Taking advantage of general solicitation will, however, require proof that a fund ultimately vetted accredited investor status, and other restrictions apply. The SEC added a requirement require that issuers provide additional information about their securities offerings,  requiring them to file Form D at least 15 calendar days before engaging in general solicitation for the offering. Within 30 days of completing an offering, they must update that information and indicate the offering has ended. The SEC also requires issuers to submit their written general solicitation materials via a public, online portal. The failure to meet these requirements can lead to an SEC ban on issuing securities for a year or longer.

In its no-action letter, the CFTC detailed its own conditions.

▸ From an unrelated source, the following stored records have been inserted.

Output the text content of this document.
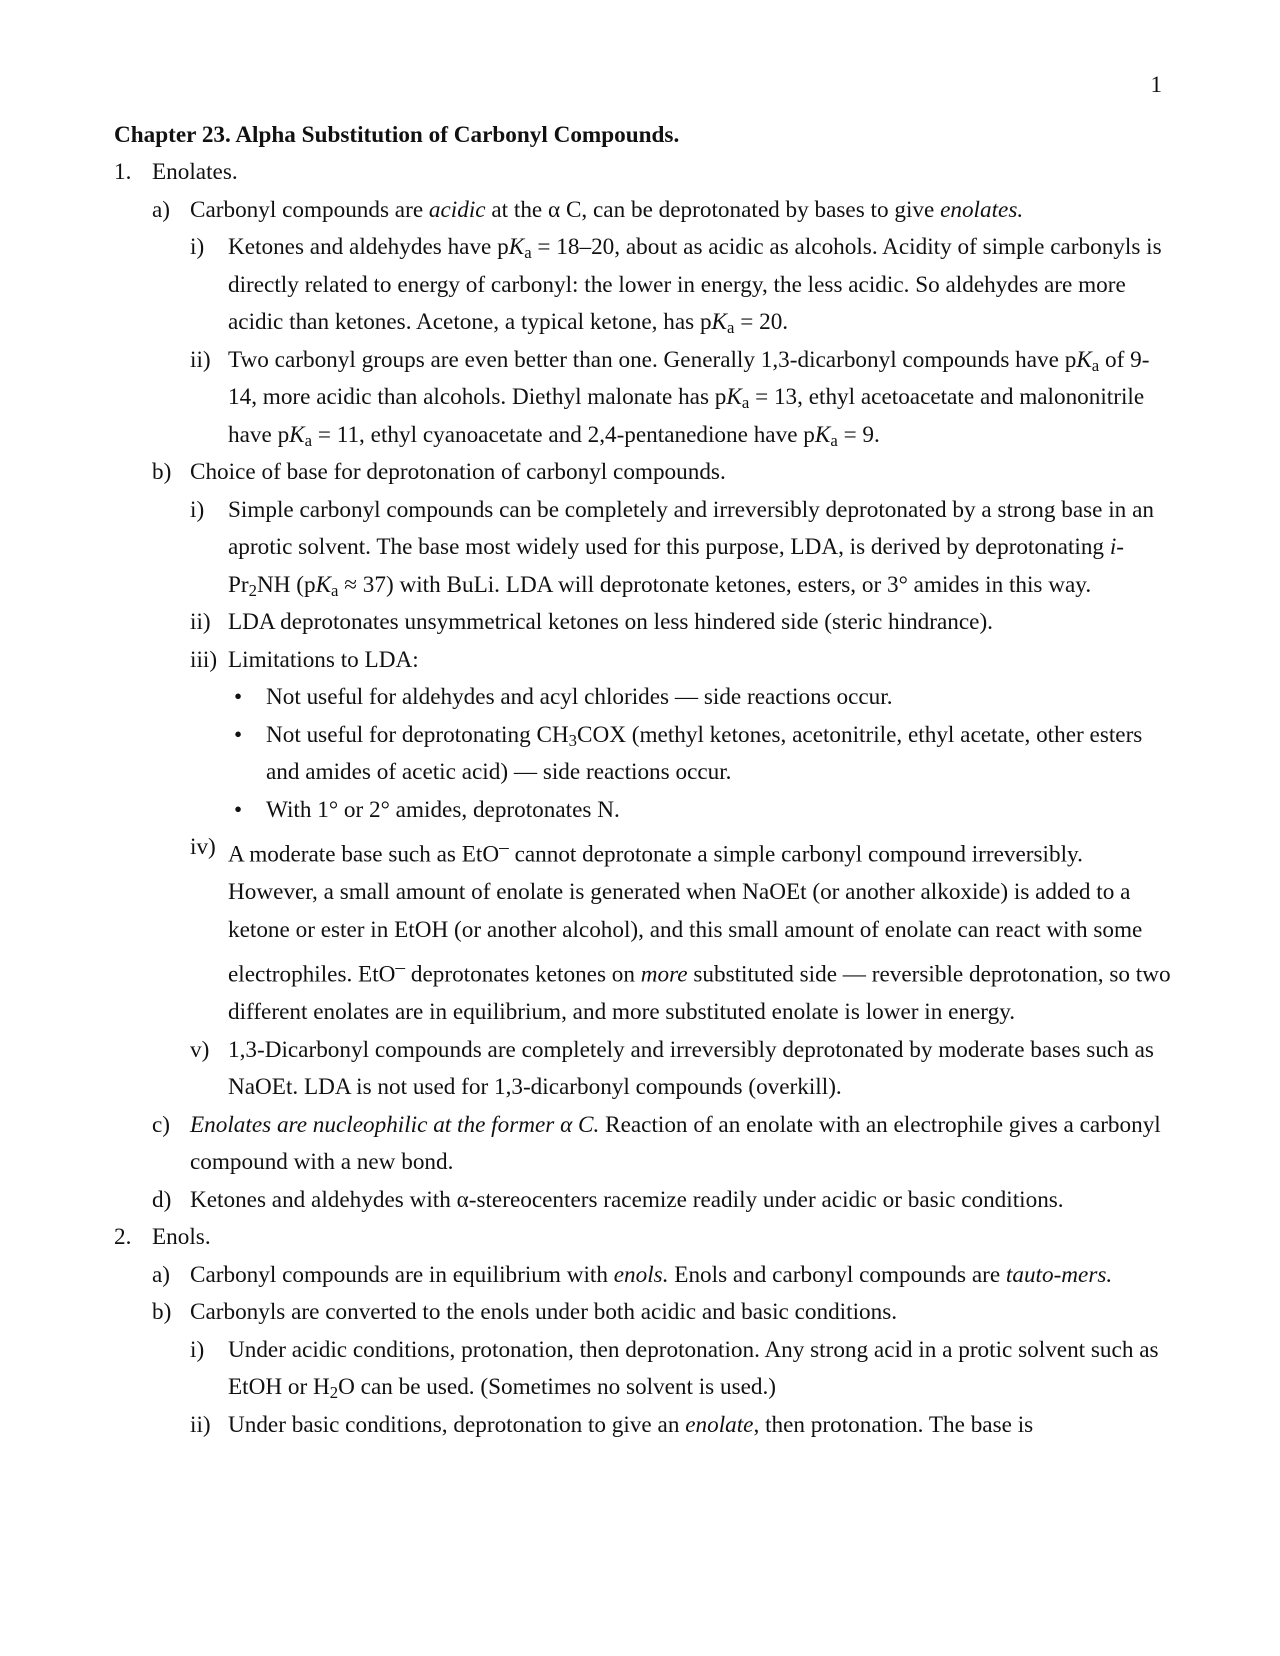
1

Chapter 23. Alpha Substitution of Carbonyl Compounds.

1. Enolates.
a) Carbonyl compounds are acidic at the α C, can be deprotonated by bases to give enolates.
i) Ketones and aldehydes have $pK_a = 18-20$, about as acidic as alcohols. Acidity of simple carbonyls is directly related to energy of carbonyl: the lower in energy, the less acidic. So aldehydes are more acidic than ketones. Acetone, a typical ketone, has $pK_a = 20$.
ii) Two carbonyl groups are even better than one. Generally 1,3-dicarbonyl compounds have $pK_a$ of 9-14, more acidic than alcohols. Diethyl malonate has $pK_a = 13$, ethyl acetoacetate and malononitrile have $pK_a = 11$, ethyl cyanoacetate and 2,4-pentanedione have $pK_a = 9$.
b) Choice of base for deprotonation of carbonyl compounds.
i) Simple carbonyl compounds can be completely and irreversibly deprotonated by a strong base in an aprotic solvent. The base most widely used for this purpose, LDA, is derived by deprotonating $i-Pr_2NH$ $(pK_a \approx 37)$ with BuLi. LDA will deprotonate ketones, esters, or 3° amides in this way.
ii) LDA deprotonates unsymmetrical ketones on less hindered side (steric hindrance).
iii) Limitations to LDA:
• Not useful for aldehydes and acyl chlorides — side reactions occur.
• Not useful for deprotonating $CH_3COX$ (methyl ketones, acetonitrile, ethyl acetate, other esters and amides of acetic acid) — side reactions occur.
• With 1° or 2° amides, deprotonates N.
iv) A moderate base such as EtO– cannot deprotonate a simple carbonyl compound irreversibly. However, a small amount of enolate is generated when NaOEt (or another alkoxide) is added to a ketone or ester in EtOH (or another alcohol), and this small amount of enolate can react with some electrophiles. EtO– deprotonates ketones on more substituted side — reversible deprotonation, so two different enolates are in equilibrium, and more substituted enolate is lower in energy.
v) 1,3-Dicarbonyl compounds are completely and irreversibly deprotonated by moderate bases such as NaOEt. LDA is not used for 1,3-dicarbonyl compounds (overkill).
c) Enolates are nucleophilic at the former α C. Reaction of an enolate with an electrophile gives a carbonyl compound with a new bond.
d) Ketones and aldehydes with α-stereocenters racemize readily under acidic or basic conditions.
2. Enols.
a) Carbonyl compounds are in equilibrium with enols. Enols and carbonyl compounds are tauto-mers.
b) Carbonyls are converted to the enols under both acidic and basic conditions.
i) Under acidic conditions, protonation, then deprotonation. Any strong acid in a protic solvent such as EtOH or $H_2O$ can be used. (Sometimes no solvent is used.)
ii) Under basic conditions, deprotonation to give an enolate, then protonation. The base is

The exemptive relief is strictly limited to CPOs who are Rule 506(c) issuers. The relief is not self-executing and CPOs must file a notice with the Division of Swap Dealer and Intermediary Oversight, which will require basic information on the entities claiming the exemption. Notice filings to claim the relief must provide a reasonable estimate of how many issuers are affected by the discrepancy between SEC rules 506(c) and 144A and the CFTC’s regulations. This disclosure is intended to assist the CFTC if it decides to address this issue through future rulemaking.

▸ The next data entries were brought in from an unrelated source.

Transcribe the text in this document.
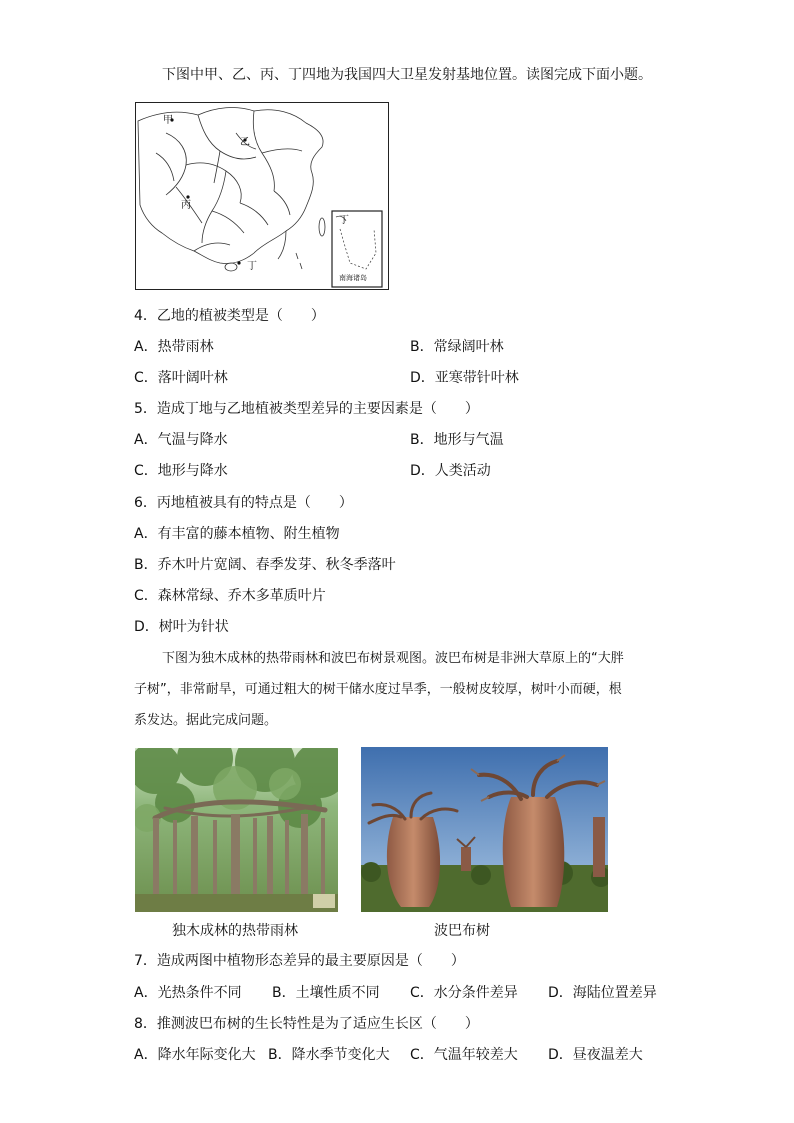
下图中甲、乙、丙、丁四地为我国四大卫星发射基地位置。读图完成下面小题。
甲
乙
丙
丁
丁
南海诸岛
4．乙地的植被类型是（　　）
A．热带雨林	B．常绿阔叶林
C．落叶阔叶林	D．亚寒带针叶林
5．造成丁地与乙地植被类型差异的主要因素是（　　）
A．气温与降水	B．地形与气温
C．地形与降水	D．人类活动
6．丙地植被具有的特点是（　　）
A．有丰富的藤本植物、附生植物
B．乔木叶片宽阔、春季发芽、秋冬季落叶
C．森林常绿、乔木多革质叶片
D．树叶为针状
下图为独木成林的热带雨林和波巴布树景观图。波巴布树是非洲大草原上的“大胖
子树”，非常耐旱，可通过粗大的树干储水度过旱季，一般树皮较厚，树叶小而硬，根
系发达。据此完成问题。
独木成林的热带雨林	波巴布树
7．造成两图中植物形态差异的最主要原因是（　　）
A．光热条件不同 B．土壤性质不同 C．水分条件差异 D．海陆位置差异
8．推测波巴布树的生长特性是为了适应生长区（　　）
A．降水年际变化大 B．降水季节变化大 C．气温年较差大 D．昼夜温差大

A claim submitted by a CPO will be effective upon filing, so long as it is materially complete and accurate. The claim for exemptive relief must: state the name, address, and telephone number of the CPO; state the name of the pool(s) for which the claim is being filed; indicate whether the CPO is a 506(c) issuer or is using one or more Rule 144A compliant resellers; and document that the CPO meets the conditions of the exemption. Claims must be signed by the CPO and filed via email using the address, with “JOBS Act Marketing Relief” in the subject line.

 “The industry has been waiting for this guidance for a long time,” David Mulle, an attorney with the law firm Seward & Kissel’s investment management practice, says. “Since the JOBS Act was passed this has been a significant hurdle to private funds taking advantage of 506(c). As a result it will be very interesting in the coming months to see whether this makes the general solicitation provisions more attractive for private funds.”

The harmonization of CFTC and SEC rules is “a sensible step,” Howard Groedel, a partner with the law firm Ulmer & Berne and chair of its securities regulatory compliance practice, says. However, he warns, “it is unlikely to herald in a significant increase in the number of hedge fund advertisements.”

“Many of the hedge funds subject to CFTC regulation engage in specialized or esoteric trading strategies,” Groedel says. “The more critical issue for the managers of these funds is finding enough investments to make rather than raising more capital. Many of these funds are at full capacity and don’t need to advertise in order to raise more capital.”